The only argument I can see them trying to rely on is 2(g)(i), that to release the information I’m seeking would jeopardise  the “effective conduct of public affairs” by threatening the “free and frank expression of opinions” by staff of the Reserve Bank.   But, as the Bank’s own legal adviser used to tell us, officials (and especially senior ones) are expected to offer free and frank advice, and the mere fact that free and frank advice is offered is not in itself a reason to withhold the information requested.    More specifically, if I was asking for the advice of, say, Dean Ford, or Roger Perry, Willy Chetwin or Geoff Bascand individually it might be a different matter, but this request is simply for the number of votes on each side of an OCR decision.  Officials who would be feel constrained from offering free and frank advice on the appropriate level of OCR by the fact that the numbers favouring each option (jno names) would be published are in the wrong job.  Senior officials are paid to offer expert advice, and that advice is official information.  Aggregate information on the numbers in favour of each option should not be able to be kept secret, after the event, with the protection of the law.

We’ll see shortly if the Bank realizes that this is simply not the sort of information the Act is designed to protect, and makes a virtue of necessity, setting up a new protocol for the regular release of this information with a modest lag.  In fact I suspect they will decide to fight the issue anyway, relying on the delay (apparently shortening) in the Ombudsman’s processes to try to fend off disclosure for a while longer.  If so, it will reinforce a line I’ve used previously: we have a central bank quite happy to be open and transparent about stuff they know almost nothing about (what the OCR might be a couple of years hence) and not at all happy about being open (despite the law) about things they do know about, such as the policy processes they use in coming to decisions.
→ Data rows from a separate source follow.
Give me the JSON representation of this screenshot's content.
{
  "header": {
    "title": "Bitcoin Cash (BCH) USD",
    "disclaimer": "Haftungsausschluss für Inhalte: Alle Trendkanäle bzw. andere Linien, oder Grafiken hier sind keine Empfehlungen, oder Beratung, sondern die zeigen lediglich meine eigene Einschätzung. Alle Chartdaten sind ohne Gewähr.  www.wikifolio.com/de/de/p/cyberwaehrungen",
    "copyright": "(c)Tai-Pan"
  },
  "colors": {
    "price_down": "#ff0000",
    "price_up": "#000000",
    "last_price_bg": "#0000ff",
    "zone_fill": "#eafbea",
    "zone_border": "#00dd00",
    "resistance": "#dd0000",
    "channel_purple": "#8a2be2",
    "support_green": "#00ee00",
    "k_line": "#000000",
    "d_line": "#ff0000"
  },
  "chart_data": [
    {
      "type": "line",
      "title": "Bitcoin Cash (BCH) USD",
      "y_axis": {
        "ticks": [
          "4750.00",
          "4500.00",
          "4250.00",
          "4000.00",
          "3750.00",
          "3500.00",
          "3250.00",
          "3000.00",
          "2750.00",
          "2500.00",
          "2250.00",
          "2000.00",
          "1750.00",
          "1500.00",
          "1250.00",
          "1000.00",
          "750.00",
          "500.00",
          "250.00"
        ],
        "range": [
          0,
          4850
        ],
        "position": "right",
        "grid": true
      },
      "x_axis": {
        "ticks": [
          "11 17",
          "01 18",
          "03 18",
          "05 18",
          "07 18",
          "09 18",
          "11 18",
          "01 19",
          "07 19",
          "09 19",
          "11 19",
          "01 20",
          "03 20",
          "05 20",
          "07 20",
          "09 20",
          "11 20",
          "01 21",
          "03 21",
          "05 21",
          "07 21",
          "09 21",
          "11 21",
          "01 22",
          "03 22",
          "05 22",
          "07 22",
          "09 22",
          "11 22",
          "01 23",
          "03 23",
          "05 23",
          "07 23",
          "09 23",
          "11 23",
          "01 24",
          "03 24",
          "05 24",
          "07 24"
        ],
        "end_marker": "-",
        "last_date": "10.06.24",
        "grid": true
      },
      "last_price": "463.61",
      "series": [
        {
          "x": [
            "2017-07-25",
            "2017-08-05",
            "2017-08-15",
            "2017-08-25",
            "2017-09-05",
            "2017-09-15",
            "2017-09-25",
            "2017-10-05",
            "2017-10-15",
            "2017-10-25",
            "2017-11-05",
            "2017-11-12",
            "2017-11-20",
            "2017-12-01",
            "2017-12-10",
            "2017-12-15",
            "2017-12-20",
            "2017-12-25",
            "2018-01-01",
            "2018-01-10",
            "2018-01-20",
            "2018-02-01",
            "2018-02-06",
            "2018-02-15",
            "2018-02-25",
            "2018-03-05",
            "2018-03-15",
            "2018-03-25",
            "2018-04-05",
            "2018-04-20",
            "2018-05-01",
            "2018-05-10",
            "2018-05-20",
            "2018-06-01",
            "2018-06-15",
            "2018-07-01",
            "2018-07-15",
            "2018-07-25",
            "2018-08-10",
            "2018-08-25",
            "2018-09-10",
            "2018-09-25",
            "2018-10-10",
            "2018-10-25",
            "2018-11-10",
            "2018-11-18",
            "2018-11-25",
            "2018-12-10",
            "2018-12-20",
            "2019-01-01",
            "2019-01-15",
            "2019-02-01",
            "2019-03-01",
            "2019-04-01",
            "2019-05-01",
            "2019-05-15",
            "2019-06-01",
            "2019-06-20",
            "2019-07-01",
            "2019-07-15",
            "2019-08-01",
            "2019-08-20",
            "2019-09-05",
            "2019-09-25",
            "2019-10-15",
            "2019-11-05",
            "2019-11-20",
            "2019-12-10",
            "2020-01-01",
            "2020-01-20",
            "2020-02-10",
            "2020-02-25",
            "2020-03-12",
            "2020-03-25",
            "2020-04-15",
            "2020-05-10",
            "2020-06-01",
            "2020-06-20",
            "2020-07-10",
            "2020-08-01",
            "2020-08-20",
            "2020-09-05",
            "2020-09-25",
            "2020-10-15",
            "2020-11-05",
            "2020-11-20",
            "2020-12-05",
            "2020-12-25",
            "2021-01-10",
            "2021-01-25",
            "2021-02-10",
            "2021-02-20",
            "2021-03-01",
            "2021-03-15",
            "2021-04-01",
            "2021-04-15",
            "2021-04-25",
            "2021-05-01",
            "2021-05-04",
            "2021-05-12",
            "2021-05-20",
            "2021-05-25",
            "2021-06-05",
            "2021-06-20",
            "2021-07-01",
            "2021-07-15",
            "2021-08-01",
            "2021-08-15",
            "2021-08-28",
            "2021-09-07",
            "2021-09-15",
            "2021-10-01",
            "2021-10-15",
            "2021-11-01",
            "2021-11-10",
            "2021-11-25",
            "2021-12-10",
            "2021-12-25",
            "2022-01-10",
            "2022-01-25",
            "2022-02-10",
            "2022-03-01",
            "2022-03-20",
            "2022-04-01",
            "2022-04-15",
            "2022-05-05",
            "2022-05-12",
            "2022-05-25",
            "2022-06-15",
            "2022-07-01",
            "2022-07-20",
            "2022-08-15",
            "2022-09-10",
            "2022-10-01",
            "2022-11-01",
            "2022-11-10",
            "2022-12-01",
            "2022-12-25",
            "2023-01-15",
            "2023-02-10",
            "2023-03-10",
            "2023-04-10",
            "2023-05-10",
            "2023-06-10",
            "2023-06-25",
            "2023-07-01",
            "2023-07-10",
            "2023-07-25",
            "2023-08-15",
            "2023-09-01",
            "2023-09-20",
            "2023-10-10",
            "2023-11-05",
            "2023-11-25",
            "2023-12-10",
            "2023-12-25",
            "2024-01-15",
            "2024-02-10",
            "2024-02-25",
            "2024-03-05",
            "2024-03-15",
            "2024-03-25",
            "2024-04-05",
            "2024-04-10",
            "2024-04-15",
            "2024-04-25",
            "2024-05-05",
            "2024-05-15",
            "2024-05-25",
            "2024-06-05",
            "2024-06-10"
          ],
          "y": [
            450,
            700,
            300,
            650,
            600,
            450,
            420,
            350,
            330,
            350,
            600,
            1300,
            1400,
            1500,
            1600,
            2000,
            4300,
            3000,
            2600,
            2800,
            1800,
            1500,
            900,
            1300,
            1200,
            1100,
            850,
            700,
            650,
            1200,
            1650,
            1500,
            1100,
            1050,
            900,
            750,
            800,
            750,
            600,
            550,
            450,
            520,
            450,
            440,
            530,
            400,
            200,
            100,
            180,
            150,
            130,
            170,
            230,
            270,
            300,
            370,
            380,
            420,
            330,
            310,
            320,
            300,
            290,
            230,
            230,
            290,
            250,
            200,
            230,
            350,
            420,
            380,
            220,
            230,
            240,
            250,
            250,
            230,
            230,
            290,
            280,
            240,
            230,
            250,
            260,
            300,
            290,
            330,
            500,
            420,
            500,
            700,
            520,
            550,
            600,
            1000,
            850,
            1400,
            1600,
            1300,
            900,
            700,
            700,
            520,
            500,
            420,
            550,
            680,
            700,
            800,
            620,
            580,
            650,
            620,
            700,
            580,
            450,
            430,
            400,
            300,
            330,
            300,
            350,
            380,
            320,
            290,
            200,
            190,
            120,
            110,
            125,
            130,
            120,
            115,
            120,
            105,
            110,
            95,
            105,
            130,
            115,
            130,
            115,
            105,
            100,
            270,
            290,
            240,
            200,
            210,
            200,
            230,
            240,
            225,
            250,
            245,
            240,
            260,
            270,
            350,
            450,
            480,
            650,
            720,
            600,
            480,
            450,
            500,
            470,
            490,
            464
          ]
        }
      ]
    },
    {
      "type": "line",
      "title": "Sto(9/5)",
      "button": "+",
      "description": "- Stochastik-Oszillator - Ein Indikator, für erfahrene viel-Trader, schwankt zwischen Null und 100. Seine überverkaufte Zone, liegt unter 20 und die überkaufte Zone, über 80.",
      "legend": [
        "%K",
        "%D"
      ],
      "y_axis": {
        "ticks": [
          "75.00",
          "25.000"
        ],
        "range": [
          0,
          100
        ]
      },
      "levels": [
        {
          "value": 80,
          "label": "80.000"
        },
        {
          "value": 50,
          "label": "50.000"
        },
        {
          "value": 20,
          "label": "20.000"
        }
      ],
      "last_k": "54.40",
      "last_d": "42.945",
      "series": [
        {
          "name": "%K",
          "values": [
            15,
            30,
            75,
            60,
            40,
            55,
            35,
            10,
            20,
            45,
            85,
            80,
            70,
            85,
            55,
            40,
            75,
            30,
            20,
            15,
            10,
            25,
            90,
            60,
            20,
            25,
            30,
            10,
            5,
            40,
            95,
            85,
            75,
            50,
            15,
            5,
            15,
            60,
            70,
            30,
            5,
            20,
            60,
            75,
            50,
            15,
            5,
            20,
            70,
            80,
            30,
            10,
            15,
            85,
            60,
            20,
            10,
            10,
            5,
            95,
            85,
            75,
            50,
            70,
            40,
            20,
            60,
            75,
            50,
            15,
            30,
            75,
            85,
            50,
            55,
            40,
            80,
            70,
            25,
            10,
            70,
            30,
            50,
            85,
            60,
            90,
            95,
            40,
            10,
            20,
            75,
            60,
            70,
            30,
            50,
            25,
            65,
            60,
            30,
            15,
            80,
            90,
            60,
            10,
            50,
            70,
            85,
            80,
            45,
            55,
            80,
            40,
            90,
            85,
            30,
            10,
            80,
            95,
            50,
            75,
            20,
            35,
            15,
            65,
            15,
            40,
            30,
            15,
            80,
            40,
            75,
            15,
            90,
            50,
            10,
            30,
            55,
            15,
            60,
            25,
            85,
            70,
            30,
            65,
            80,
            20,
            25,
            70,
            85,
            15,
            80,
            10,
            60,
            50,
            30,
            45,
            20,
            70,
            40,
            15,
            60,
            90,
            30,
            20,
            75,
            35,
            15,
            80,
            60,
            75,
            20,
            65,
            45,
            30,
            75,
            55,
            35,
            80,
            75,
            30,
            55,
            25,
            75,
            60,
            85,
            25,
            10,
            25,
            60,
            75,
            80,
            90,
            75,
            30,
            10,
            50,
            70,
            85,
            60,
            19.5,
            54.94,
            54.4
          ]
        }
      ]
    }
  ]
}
I will  write about the response when I receive it.  You might wonder about why I devoted so much space to the issue today.  The answer, at least in part, is to try to look at the issue in a relatively detached way, against both the statutory provisions and a former insider’s sense of what might, or might not, be strong arguments.  Sometimes the Bank’s responses to OIA requests simply annoy me, and my initial comments might be flavoured by a tinge of emotion/irritation.  In this post, I’ve tried to look for the arguments they might use, all the time half hoping that, albeit somewhat belatedly, they might finally choose to (follow up on the Governor’s one-off openness) and take some structural steps towards greater transparency.

And why does it matter?  The request was partly a matter of principle. I believe that this information should be a matter of public record, once the relevant OCR decision has been released.  But I also chose my dates carefully.  From the middle of 2013 (a time when I was still part of the advisory group) the Bank was preparing the ground for its ill-fated 2014 tightening cycle, which was only belatedly reversed over the period since June 2015.  I think we have a right to understand whether the Governor was acting alone, whether he has unanimous support from his advisers, and when any material divergences of view began to open up.  The last few years have been a somewhat inglorious episode in New Zealand’s monetary policy (and for the Reserve Bank), and the Board has done little to provide effective transparent accountability.  Fortunately, the Official Information Act is there to allow citizens to pose their own questions, with a presumptive right to access to official information to enable them to evaluate the performance of powerful officials and their agencies.